Lists of medical facilities. Endless, endless screeds of how each one is supplied as of the most recent stock reports, to the most minute detail. New stock-checks are constantly performed. Updated information cycles in all the while, even as we review the previous batch.

Militia numbers, conscripted and volunteer. Training regimes and training schedules. Weapon supplies. Ammunition supplies for the civilian population currently under arms. Projections for how long those supplies will last.

Hive Defence Forces, straddling the line between militia and Guard. Who leads the individual sector forces. Their weapons. Their ammunition. Their proximity to significant industrial targets.

Imperial Guard numbers. Throne, what numbers. Regiments, their officers, their live fire training accuracy records, their citations, their shames, their moments of greatest glory and ignominy on a host of distant worlds. Their insignia. Their weapon and ammunition supplies. Their access to armour units, ranging from light scout vehicles such as Sentinels and Chimeras, through to super-heavy Baneblades and Stormswords.

The Guard figures alone take two days to file through. And this, they say, is merely the overview.

Landing platforms come next. Hive Defence landing platforms, civilian sites already in use by the Guard, and civilian sites currently in use for the importation of essential supplies, either from Navy vessels, traders in orbit, or elsewhere on the planet. The access to and from these sites is critical, regarding reinforcements making it into the hive, refugees making their way out, and the enemy capturing them as bases when the siege begins.

Air superiority. The numbers of light fighters, heavy fighters, and bombers at our disposal. The records of every pilot and officer among the Imperial 5082
nd
Skyborne. These, I skip past. If they wear the Templar cross with permission of a marshal, then there is little need to review their acts of valour. It is already clear. The projections move on to simulated displays of how long our air forces can prevent enemy landings, and what situations would merit the use of bombers beyond the city walls. On and on, the simulations roll in flickering hololithic imagery. Barasath is relieved to go when it is complete, complaining of a dozen headaches at once. I smile, though I let none of the humans witness it.

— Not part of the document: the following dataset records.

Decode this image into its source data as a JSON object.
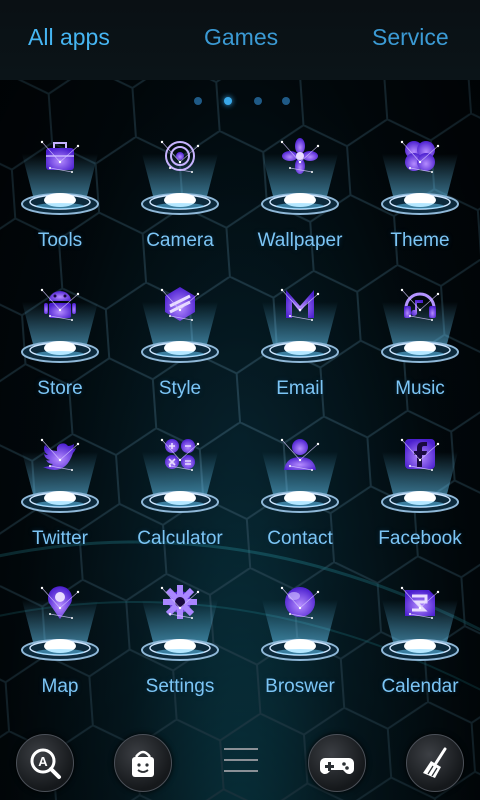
{
  "tabs": [
    {
      "label": "All apps",
      "active": true
    },
    {
      "label": "Games",
      "active": false
    },
    {
      "label": "Service",
      "active": false
    }
  ],
  "page_indicator": {
    "pages": 4,
    "current": 2
  },
  "apps": [
    {
      "label": "Tools",
      "icon": "toolbox-icon"
    },
    {
      "label": "Camera",
      "icon": "camera-lens-icon"
    },
    {
      "label": "Wallpaper",
      "icon": "flower-icon"
    },
    {
      "label": "Theme",
      "icon": "theme-circles-icon"
    },
    {
      "label": "Store",
      "icon": "android-icon"
    },
    {
      "label": "Style",
      "icon": "style-hexagon-icon"
    },
    {
      "label": "Email",
      "icon": "letter-m-icon"
    },
    {
      "label": "Music",
      "icon": "headphones-icon"
    },
    {
      "label": "Twitter",
      "icon": "bird-icon"
    },
    {
      "label": "Calculator",
      "icon": "calculator-icon"
    },
    {
      "label": "Contact",
      "icon": "person-icon"
    },
    {
      "label": "Facebook",
      "icon": "facebook-f-icon"
    },
    {
      "label": "Map",
      "icon": "map-pin-icon"
    },
    {
      "label": "Settings",
      "icon": "gear-icon"
    },
    {
      "label": "Broswer",
      "icon": "globe-icon"
    },
    {
      "label": "Calendar",
      "icon": "calendar-icon"
    }
  ],
  "dock": [
    {
      "name": "search-button",
      "icon": "search-a-icon"
    },
    {
      "name": "store-button",
      "icon": "android-bag-icon"
    },
    {
      "name": "menu-button",
      "icon": "hamburger-menu-icon"
    },
    {
      "name": "games-button",
      "icon": "gamepad-icon"
    },
    {
      "name": "clean-button",
      "icon": "broom-icon"
    }
  ],
  "colors": {
    "tab_text": "#3b9ad4",
    "label_text": "#7cc5f5",
    "icon_glow": "#7a4dff",
    "pedestal_glow": "#dff4ff"
  }
}
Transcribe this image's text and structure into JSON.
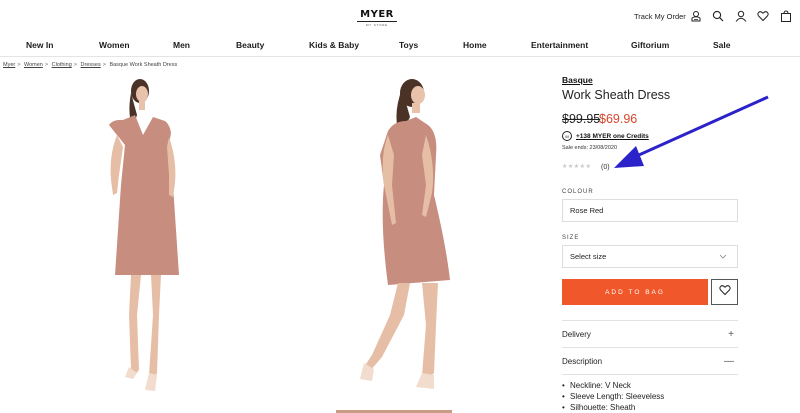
{
  "header": {
    "logo_text": "MYER",
    "logo_sub": "MY STORE",
    "track_order": "Track My Order",
    "icons": [
      "track-order-icon",
      "search-icon",
      "account-icon",
      "heart-icon",
      "bag-icon"
    ]
  },
  "nav": {
    "items": [
      "New In",
      "Women",
      "Men",
      "Beauty",
      "Kids & Baby",
      "Toys",
      "Home",
      "Entertainment",
      "Giftorium",
      "Sale"
    ]
  },
  "breadcrumb": [
    "Myer",
    "Women",
    "Clothing",
    "Dresses",
    "Basque Work Sheath Dress"
  ],
  "product": {
    "brand": "Basque",
    "title": "Work Sheath Dress",
    "price_original": "$99.95",
    "price_sale": "$69.96",
    "credits": "+138 MYER one Credits",
    "credits_badge": "M",
    "sale_ends": "Sale ends: 23/08/2020",
    "rating_stars": "★★★★★",
    "rating_count": "(0)",
    "colour_label": "COLOUR",
    "colour_value": "Rose Red",
    "size_label": "SIZE",
    "size_value": "Select size",
    "add_to_bag": "ADD TO BAG",
    "delivery": "Delivery",
    "delivery_sign": "+",
    "description": "Description",
    "description_sign": "—",
    "description_items": [
      "Neckline: V Neck",
      "Sleeve Length: Sleeveless",
      "Silhouette: Sheath"
    ]
  },
  "colors": {
    "accent": "#f0572b",
    "sale_price": "#d9452b",
    "annotation_arrow": "#2b22c9",
    "dress": "#c78d7e"
  }
}
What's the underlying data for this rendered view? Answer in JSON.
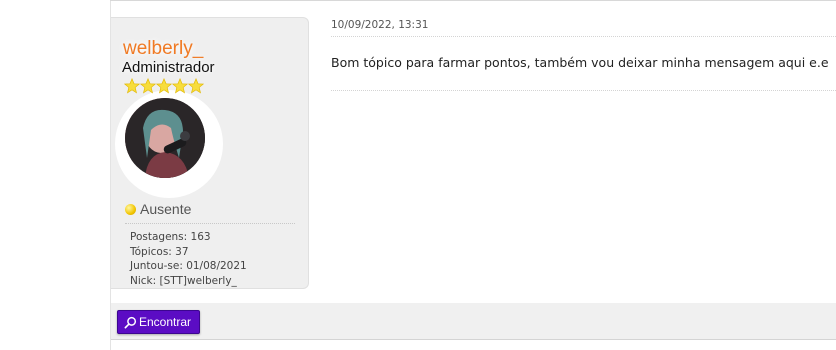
{
  "post": {
    "author": {
      "username": "welberly_",
      "rank": "Administrador",
      "stars": 5,
      "avatar_icon": "user-avatar",
      "status": "Ausente",
      "stats": {
        "posts": "Postagens: 163",
        "topics": "Tópicos: 37",
        "joined": "Juntou-se: 01/08/2021",
        "nick": "Nick: [STT]welberly_"
      }
    },
    "date": "10/09/2022, 13:31",
    "message": "Bom tópico para farmar pontos, também vou deixar minha mensagem aqui e.e"
  },
  "footer": {
    "find_label": "Encontrar",
    "find_icon": "search-icon"
  },
  "colors": {
    "username": "#f07a24",
    "button": "#5b0cc4",
    "star": "#f7dd3c",
    "status_away": "#f2c500"
  }
}
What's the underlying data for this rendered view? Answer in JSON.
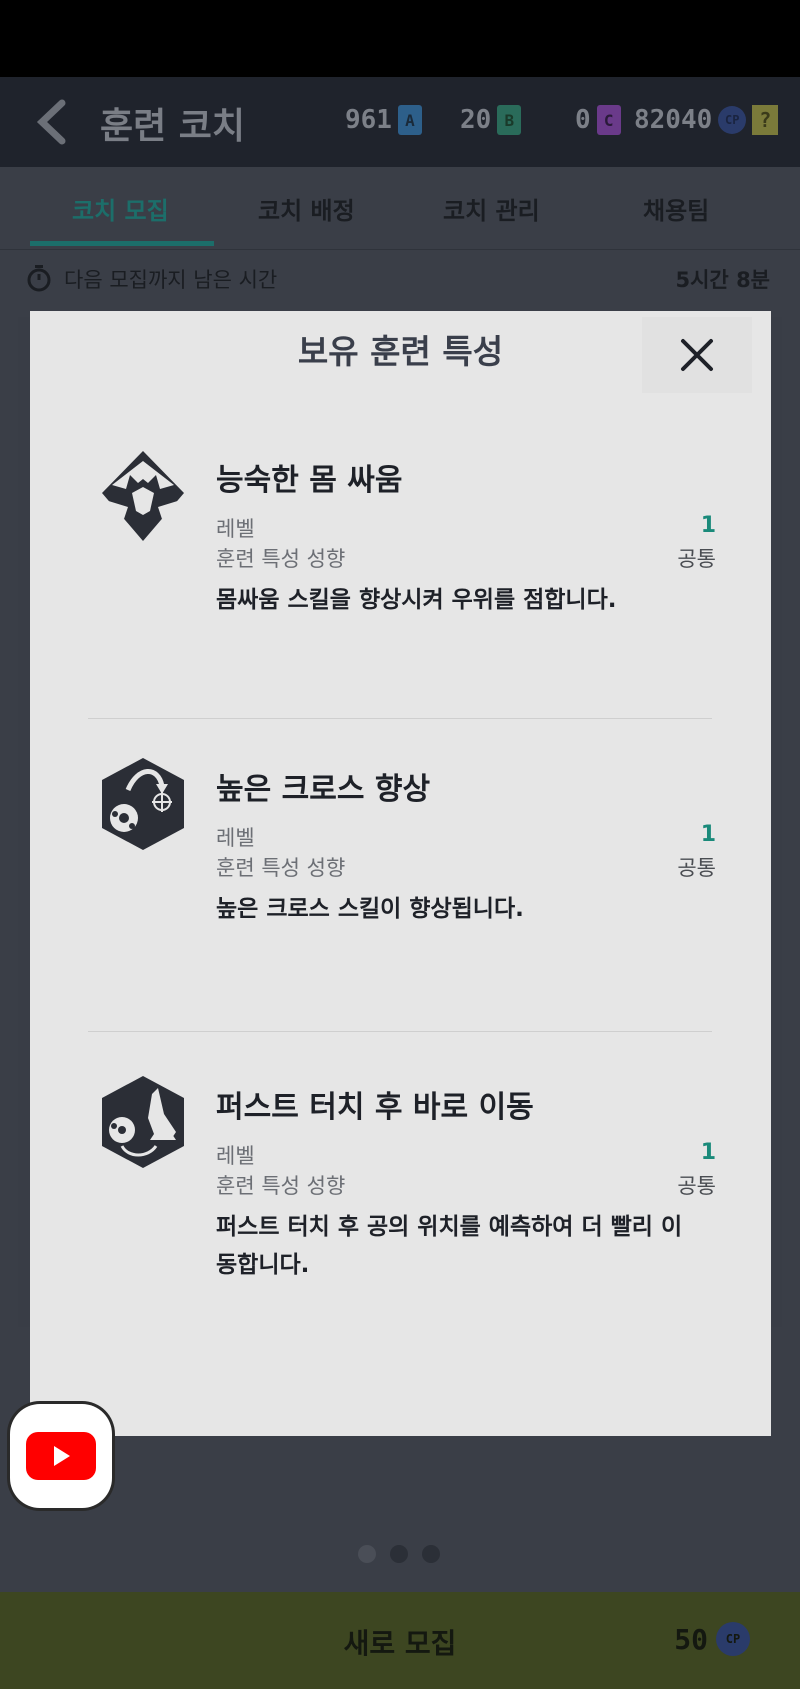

Helsreach heavy defence emplacements. What anti-air turrets are stationed on the walls, and where they are. Their optimal firing arcs. The make and calibre of each barrel and shell. The number of crew appointed to man these positions. Estimated projections on damage they can inflict upon the enemy, run through countless scenarios of varying greenskin offensive strength. The teams resupplying their ammunition, and from where that ammunition comes. Freight routes from manufactories.

And the manufactories themselves. Industrial plants churning out legions of tanks, all of various classes. Other manufactories where shells are made and dispatched for use. Which industrial sites are the most valuable, the most profitable, the most reliable and the most likely to suffer assault in a protracted siege.

The Titan Legion, most noble and glorious Invigilata. What engines they have on the Ash Wastes outside the city. Which ones will walk in the defence of Helsreach, and which ones are promised to reinforce the hordes of Cadian Shock and our brother Astartes, the Salamanders, out in the wilds of Armageddon.